Kissinger lächelte. Er würde Smith alles Mögliche erzählen, Hauptsache, er kam aus dem Knast.

– „Rico ist wieder da und er ist ein Problem. Er tötet wahllos unsere Leute.“

– „Er tötet Bullen?“

– „Nicht nur Polizeibeamte. Auch Staatsanwälte, Richter, Geschworene, deren Angehörige …“

– „Aaaaaaaahahahaha!“ Kissinger brach in schallendes Gelächter aus. Agent Smith sagte kein Wort. Kissinger hatte auf einen Schlag beste Laune.

– „Das nenne ich mal Ironie des Schicksals“, sagte er grinsend, als er sich wieder unter Kontrolle hatte. „Tja, ich kann ihn verstehen. Er ist wütend. Mehr als wütend. Ihr habt ihn eingebuchtet für eine Tat, die er nicht begangen hat. Wie mich übrigens auch. Im Knast wird er dank seiner Hautfarbe von einer Gruppe White-Power-Arschlöcher erst übel zugerichtet und dann mehrfach vergewaltigt. Seitdem ist er zu allem Überfluss noch HIV-positiv, die Nazis haben ihn absichtlich infiziert und ihm das auch noch gesagt. Ihr habt euch den falschen Schwarzen rausgesucht, der Mann ist kein Opfer. Wissen Sie, dass sein Spitzname ‚Black Panther‘ ist? Er hasst diesen Namen, aber er trifft es. Rico ist eine verdammte Ein-Mann-Brigade. Und was ihr ihm angetan habt, ist unverzeihlich.“

– „Würden Sie mir glauben, wenn ich Ihnen sage, dass das die eine Sache in meiner Karriere ist, die mir wirklich leidtut? Das hätte nie passieren dürfen.“

– „Tja, diese Erkenntnis kommt reichlich spät. Und hilft auch nichts.“

– „Ja, doch, es ist die Wahrheit.“

Kissinger dachte einen Moment nach. Was stimmte hier nicht?

– „Oh, jetzt komm ich drauf: Sie haben ein ganz persönliches Interesse an diesem Fall, Agent Smith, ist es nicht so? Sie waren dabei, als er verhaftet wurde. Er hat Ihnen gedroht, richtig? Sie hängen da mit drin. Sie befürchten, dass es Sie als Nächstes erwischt.“

Agent Smith sagte nichts. Das war auch nicht nötig. Kissinger sah am Gesichtsdruck des Gesetzeshüters, dass er recht hatte. Das Kräfteverhältnis zwischen Kissinger und Smith stand schlagartig unter umgekehrten Vorzeichen.

– „Das geschieht euch recht. Jetzt geht euch der Arsch auf Grundeis, Ihr Scheißbullen.“

– „Agenten.“

– „Agenten, Bullen, was auch immer.“

Kissinger sprach Smith im Plural an, da er – korrekterweise – davon ausging, dass sich hinter dem Spiegelglas in der Wand weitere Beamte aufhielten.

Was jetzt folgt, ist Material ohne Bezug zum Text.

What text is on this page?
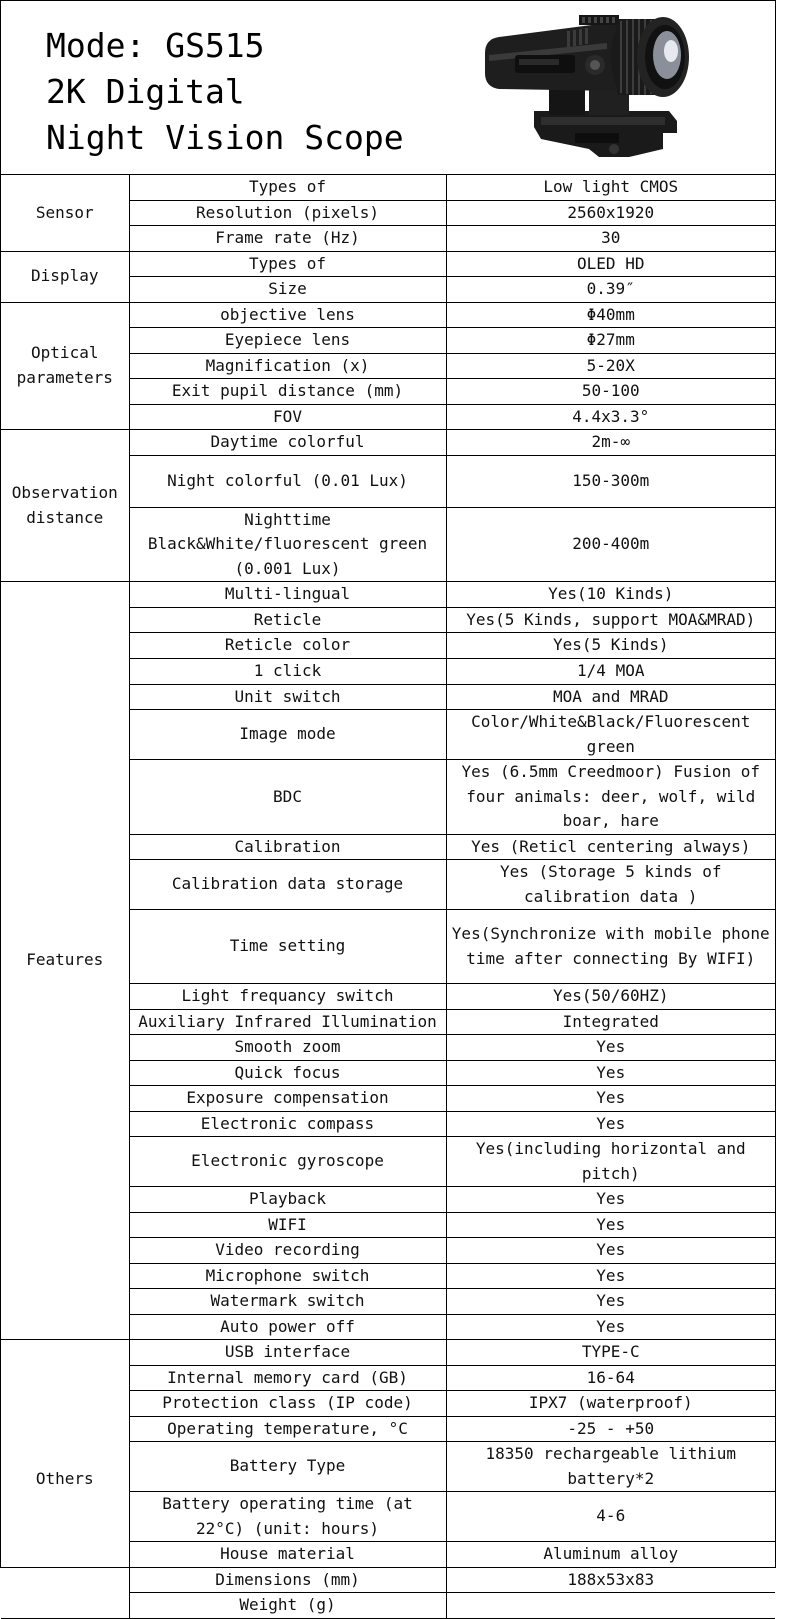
Mode: GS515
2K Digital
Night Vision Scope
Sensor	Types of	Low light CMOS
	Resolution (pixels)	2560x1920
	Frame rate (Hz)	30
Display	Types of	OLED HD
	Size	0.39″
Optical parameters	objective lens	Φ40mm
	Eyepiece lens	Φ27mm
	Magnification (x)	5-20X
	Exit pupil distance (mm)	50-100
	FOV	4.4x3.3°
Observation distance	Daytime colorful	2m-∞
	Night colorful (0.01 Lux)	150-300m
	Nighttime Black&White/fluorescent green (0.001 Lux)	200-400m
Features	Multi-lingual	Yes(10 Kinds)
	Reticle	Yes(5 Kinds, support MOA&MRAD)
	Reticle color	Yes(5 Kinds)
	1 click	1/4 MOA
	Unit switch	MOA and MRAD
	Image mode	Color/White&Black/Fluorescent green
	BDC	Yes (6.5mm Creedmoor) Fusion of four animals: deer, wolf, wild boar, hare
	Calibration	Yes (Reticl centering always)
	Calibration data storage	Yes (Storage 5 kinds of calibration data )
	Time setting	Yes(Synchronize with mobile phone time after connecting By WIFI)
	Light frequancy switch	Yes(50/60HZ)
	Auxiliary Infrared Illumination	Integrated
	Smooth zoom	Yes
	Quick focus	Yes
	Exposure compensation	Yes
	Electronic compass	Yes
	Electronic gyroscope	Yes(including horizontal and pitch)
	Playback	Yes
	WIFI	Yes
	Video recording	Yes
	Microphone switch	Yes
	Watermark switch	Yes
	Auto power off	Yes
Others	USB interface	TYPE-C
	Internal memory card (GB)	16-64
	Protection class (IP code)	IPX7 (waterproof)
	Operating temperature, °C	-25 - +50
	Battery Type	18350 rechargeable lithium battery*2
	Battery operating time (at 22°C) (unit: hours)	4-6
	House material	Aluminum alloy
	Dimensions (mm)	188x53x83
	Weight (g)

– „Und jetzt wollt ihr, dass ich euch helfe. Das ist eine recht optimistische Haltung, gerade auch wenn man bedenkt, wie ihr mich behandelt habt in der letzten Zeit. Hat er gedroht, sich um eure Familien zu ‚kümmern‘?“

– „Ja.“

– „Nun, dann wird er genau das tun. Das war immer der Plan. Wir haben immer wieder darüber gesprochen, was er tun würde, wenn ihn die Behörden linken würden. Und genau das ist jetzt eingetreten. Rico wird eure Familien grillen, das versprech ich euch. So, wie ich meinen Bruder kenne, schneidet er sie dann in kleine handliche Teile, packt sie in Gefrierbeutel und dann macht er mit ihnen eine Reise, verbuddelt mal ein Stückchen hier und eines dort. Für euch ist das dann so eine Art landesweites Puzzle, es wird vermutlich ewig dauern, bis ihr die einzelnen Teile wieder zusammenhabt. Und für Rico ist es so eine Art Urlaub, ein Roadtrip, a vacation, a permanent vacation, Miami, New Orleans, Detroit … Why, mama, why?“ Kissinger nahm Fahrt auf. Agent Smith war kreidebleich geworden.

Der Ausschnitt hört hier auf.